By Robert Barnes and Nelson Hernandez
Washington Post Staff Writers
Tuesday, June 23, 2009
Parents of children with disabilities may seek reimbursement for private school tuition even if they have never sent their children to public schools, the Supreme Court ruled yesterday in a decision with wide-ranging implications for Washington area school systems.
By a 6 to 3 vote, the court settled an emotional and contentious issue that has divided frustrated parents and financially strapped school officials, often ending in legal battles. In writing the opinion, Justice John Paul Stevens said Congress intended for the Individuals With Disabilities Education Act to provide an appropriate educational experience for all children, no matter whether they had ever received special-education services from a school system.
The issue has emerged as one of the fastest-growing components of local education budgets, threatening to "seriously deplete public education funds," according to a brief filed by the nation's urban school districts.
Local school systems in the Washington area spend millions of dollars each year on private school reimbursement. And the D.C. public schools allocated $7.5 million of this year's $783 million budget just for the legal costs of hearing officers or judges to decide whether the system can provide appropriate services for children with disabilities.
Some parents said a contrary decision could have forced students, especially ones whose parents could not afford private school, to spend time in an undesirable situation before getting the help they need.
"I think it's good that the Supreme Court finally is paying attention to the rights of students with disabilities," said Lyda Astrove, a longtime Maryland special-education advocate. "I don't think there's going to be a tsunami of parents placing their kids unilaterally in private special-education schools," she added, because families must pay for the tuition up front and then be reimbursed, and they may get caught in litigation over whether the private school services are necessary.
The decision comes as the faltering economy has placed school systems under unusually tight financial constraints. Prince George's County, for example, has plans to close eight schools and lay off nearly 300 employees. In Montgomery County, Fairfax County and Alexandria, school boards are freezing or delaying salary increases.
Brian Edwards, chief of staff for Montgomery County Schools Superintendent Jerry D. Weast, said the county is reviewing the opinion, "but at this point we don't believe it will have a tremendous impact on our district." The Montgomery school system, which has a more comprehensive special-education department than many other systems, spends about $34 million a year for about 650 students in private schools.
Fairfax County schools spent $15 million on tuition in the 2007-2008 academic year, the most recent year for which figures are available. The system now has 233 students in private schools. But Prince George's County schools, with fewer services, this year spent $56 million on 1,168 students. And the District, with a historically troubled special-education department, has 2,300 students receiving private care at a cost of $141 million.
The issue before the court was over two parts of the federal Individuals With Disabilities Education Act. The act guarantees a free, appropriate public education to "all children with disabilities," but a 1997 amendment specified tuition reimbursement for students who "previously received special education and related services."
Officials in Forest Grove School District in Oregon said that meant they did not have to reimburse the private school costs for a boy referred to in court documents as "T.A." Even though the boy had attended public schools from kindergarten to high school, no learning disability had been diagnosed (although his counselors discussed whether he had one), and thus he had never received special-education services.
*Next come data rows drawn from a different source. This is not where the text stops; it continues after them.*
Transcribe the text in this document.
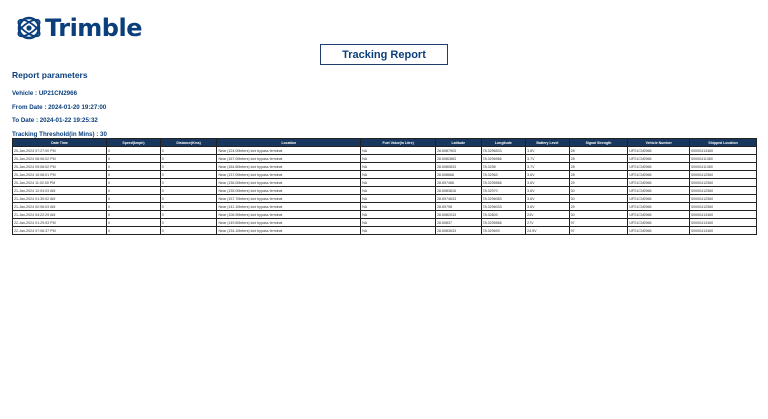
Trimble
Tracking Report
Report parameters
Vehicle : UP21CN2966
From Date : 2024-01-20 19:27:00
To Date : 2024-01-22 19:25:32
Tracking Threshold(in Mins) : 30
Date Time	Speed(kmph)	Distance(Kms)	Location	Fuel Value(in Litre)	Latitude	Longitude	Battery Level	Signal Strength	Vehicle Number	Shipped Location
20-Jan-2024 07:27:00 PM	0	0	Near (124.0Meters) loni bypass terminal	NA	28.6987903	78.3296533	3.8V	28	UP21CN2966	00000413460
20-Jan-2024 08:06:02 PM	0	0	Near (167.0Meters) loni bypass terminal	NA	28.6982883	78.3296966	3.7V	28	UP21CN2966	00000411360
20-Jan-2024 09:08:02 PM	0	0	Near (164.6Meters) loni bypass terminal	NA	28.6980833	78.3298	3.7V	28	UP21CN2966	00000411360
20-Jan-2024 10:08:01 PM	0	0	Near (137.0Meters) loni bypass terminal	NA	28.698668	78.32963	3.6V	28	UP21CN2966	00000412560
20-Jan-2024 11:02:00 PM	0	0	Near (136.0Meters) loni bypass terminal	NA	28.697466	78.3295566	3.6V	29	UP21CN2966	00000412560
21-Jan-2024 12:04:03 AM	0	0	Near (135.0Meters) loni bypass terminal	NA	28.6983816	78.32970	3.6V	30	UP21CN2966	00000412560
21-Jan-2024 01:30:02 AM	0	0	Near (157.7Meters) loni bypass terminal	NA	28.6974633	78.3296083	3.6V	30	UP21CN2966	00000412560
21-Jan-2024 02:06:03 AM	0	0	Near (141.1Meters) loni bypass terminal	NA	28.69798	78.3296033	3.6V	29	UP21CN2966	00000412560
21-Jan-2024 04:22:29 AM	0	0	Near (106.9Meters) loni bypass terminal	NA	28.6982033	78.32803	23V	30	UP21CN2966	00000413460
22-Jan-2024 01:29:53 PM	0	0	Near (149.6Meters) loni bypass terminal	NA	28.69837	78.3295566	27V	97	UP21CN2966	00000413460
22-Jan-2024 07:06:37 PM	0	0	Near (134.1Meters) loni bypass terminal	NA	28.6983633	78.329693	24.9V	97	UP21CN2966	00000413460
His parents eventually decided the public schools could not provide what he needed and placed him in a private school. The U.S. Court of Appeals for the 9th Circuit said the parents were entitled to reimbursement for his tuition.
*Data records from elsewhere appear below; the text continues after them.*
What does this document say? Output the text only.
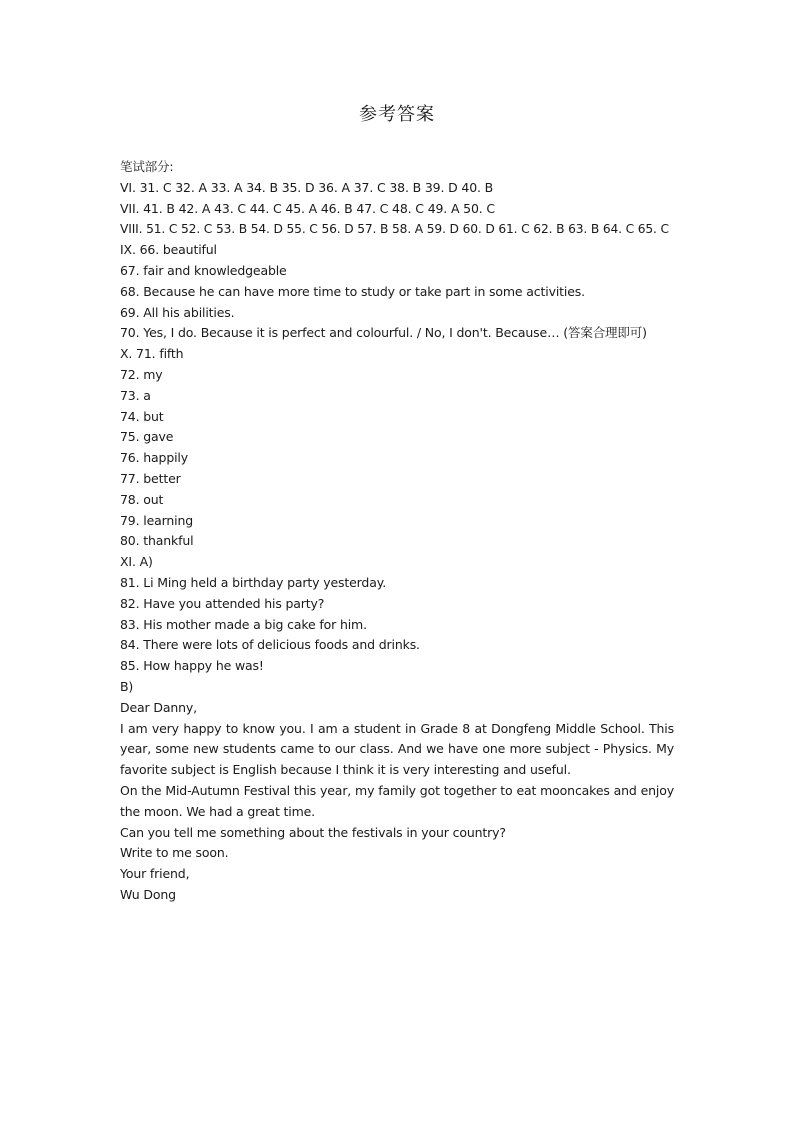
参考答案
笔试部分:
VI. 31. C 32. A 33. A 34. B 35. D 36. A 37. C 38. B 39. D 40. B
VII. 41. B 42. A 43. C 44. C 45. A 46. B 47. C 48. C 49. A 50. C
VIII. 51. C 52. C 53. B 54. D 55. C 56. D 57. B 58. A 59. D 60. D 61. C 62. B 63. B 64. C 65. C
IX. 66. beautiful
67. fair and knowledgeable
68. Because he can have more time to study or take part in some activities.
69. All his abilities.
70. Yes, I do. Because it is perfect and colourful. / No, I don't. Because… (答案合理即可)
X. 71. fifth
72. my
73. a
74. but
75. gave
76. happily
77. better
78. out
79. learning
80. thankful
XI. A)
81. Li Ming held a birthday party yesterday.
82. Have you attended his party?
83. His mother made a big cake for him.
84. There were lots of delicious foods and drinks.
85. How happy he was!
B)
Dear Danny,
I am very happy to know you. I am a student in Grade 8 at Dongfeng Middle School. This year, some new students came to our class. And we have one more subject - Physics. My favorite subject is English because I think it is very interesting and useful.
On the Mid-Autumn Festival this year, my family got together to eat mooncakes and enjoy the moon. We had a great time.
Can you tell me something about the festivals in your country?
Write to me soon.
Your friend,
Wu Dong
Stevens said that while Congress's wording might have been unclear, its intentions were not. And, he wrote, restricting the reimbursements to children who had previously been served by public school systems would immunize the systems for never providing the help a disabled child needed.
That would be "a rule bordering on the irrational," Stevens wrote.
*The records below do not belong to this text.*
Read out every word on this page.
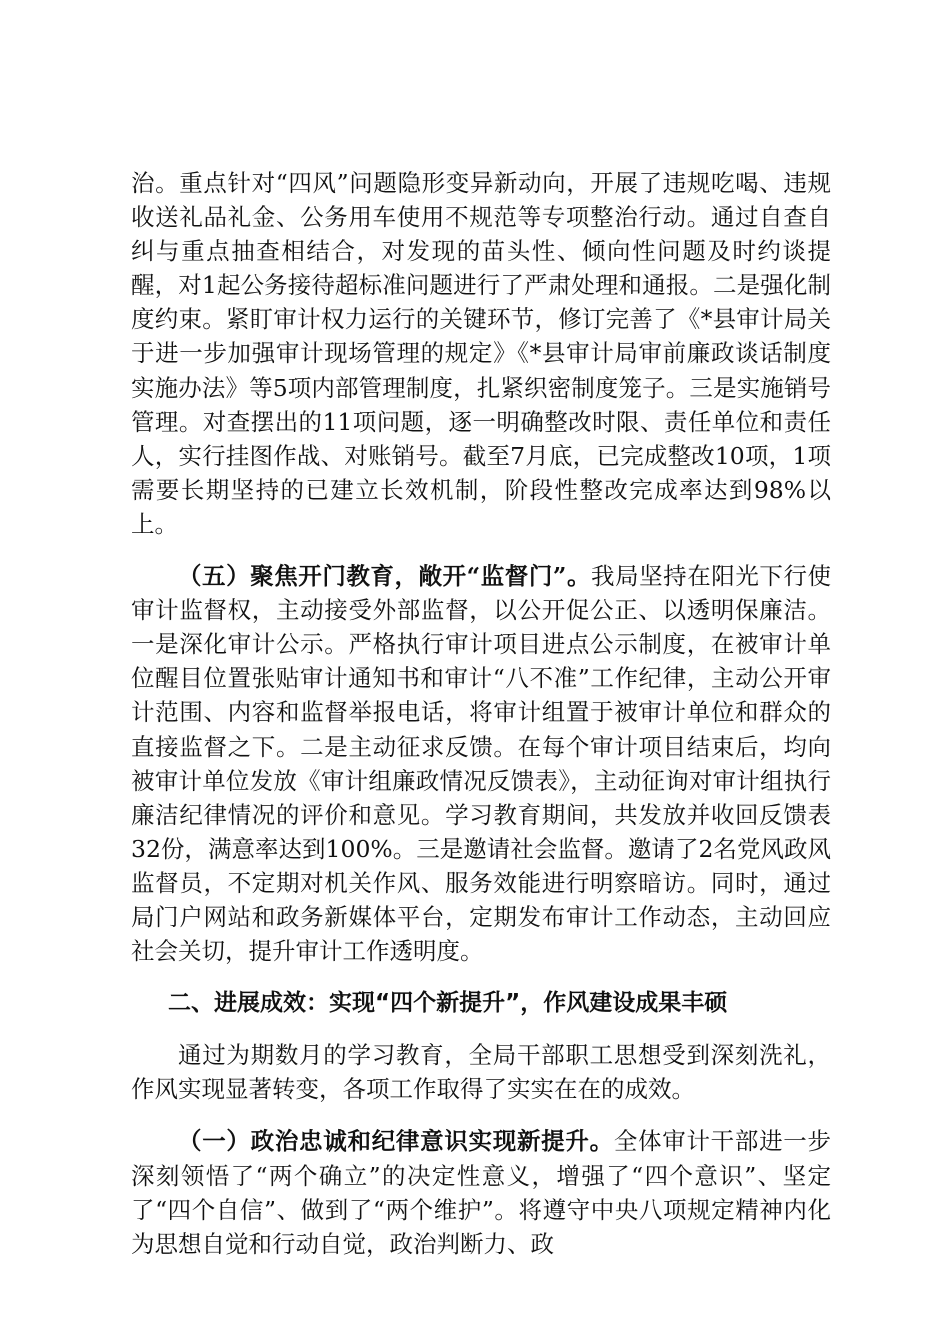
治。重点针对“四风”问题隐形变异新动向，开展了违规吃喝、违规收送礼品礼金、公务用车使用不规范等专项整治行动。通过自查自纠与重点抽查相结合，对发现的苗头性、倾向性问题及时约谈提醒，对1起公务接待超标准问题进行了严肃处理和通报。二是强化制度约束。紧盯审计权力运行的关键环节，修订完善了《*县审计局关于进一步加强审计现场管理的规定》《*县审计局审前廉政谈话制度实施办法》等5项内部管理制度，扎紧织密制度笼子。三是实施销号管理。对查摆出的11项问题，逐一明确整改时限、责任单位和责任人，实行挂图作战、对账销号。截至7月底，已完成整改10项，1项需要长期坚持的已建立长效机制，阶段性整改完成率达到98%以上。

（五）聚焦开门教育，敞开“监督门”。我局坚持在阳光下行使审计监督权，主动接受外部监督，以公开促公正、以透明保廉洁。一是深化审计公示。严格执行审计项目进点公示制度，在被审计单位醒目位置张贴审计通知书和审计“八不准”工作纪律，主动公开审计范围、内容和监督举报电话，将审计组置于被审计单位和群众的直接监督之下。二是主动征求反馈。在每个审计项目结束后，均向被审计单位发放《审计组廉政情况反馈表》，主动征询对审计组执行廉洁纪律情况的评价和意见。学习教育期间，共发放并收回反馈表32份，满意率达到100%。三是邀请社会监督。邀请了2名党风政风监督员，不定期对机关作风、服务效能进行明察暗访。同时，通过局门户网站和政务新媒体平台，定期发布审计工作动态，主动回应社会关切，提升审计工作透明度。

二、进展成效：实现“四个新提升”，作风建设成果丰硕

通过为期数月的学习教育，全局干部职工思想受到深刻洗礼，作风实现显著转变，各项工作取得了实实在在的成效。

（一）政治忠诚和纪律意识实现新提升。全体审计干部进一步深刻领悟了“两个确立”的决定性意义，增强了“四个意识”、坚定了“四个自信”、做到了“两个维护”。将遵守中央八项规定精神内化为思想自觉和行动自觉，政治判断力、政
Justice David H. Souter dissented, saying that "given the burden of private school placement, it makes good sense to require parents to try to devise a satisfactory alternative within the public schools." He was joined by Justices Antonin Scalia and Clarence Thomas.
The trend in special education is toward inclusion of special-needs students in the general student population, a goal mandated by federal law to end the academic segregation of children with disabilities. School systems in the Washington region tend to oppose sending students to private settings for that reason, as well as the cost.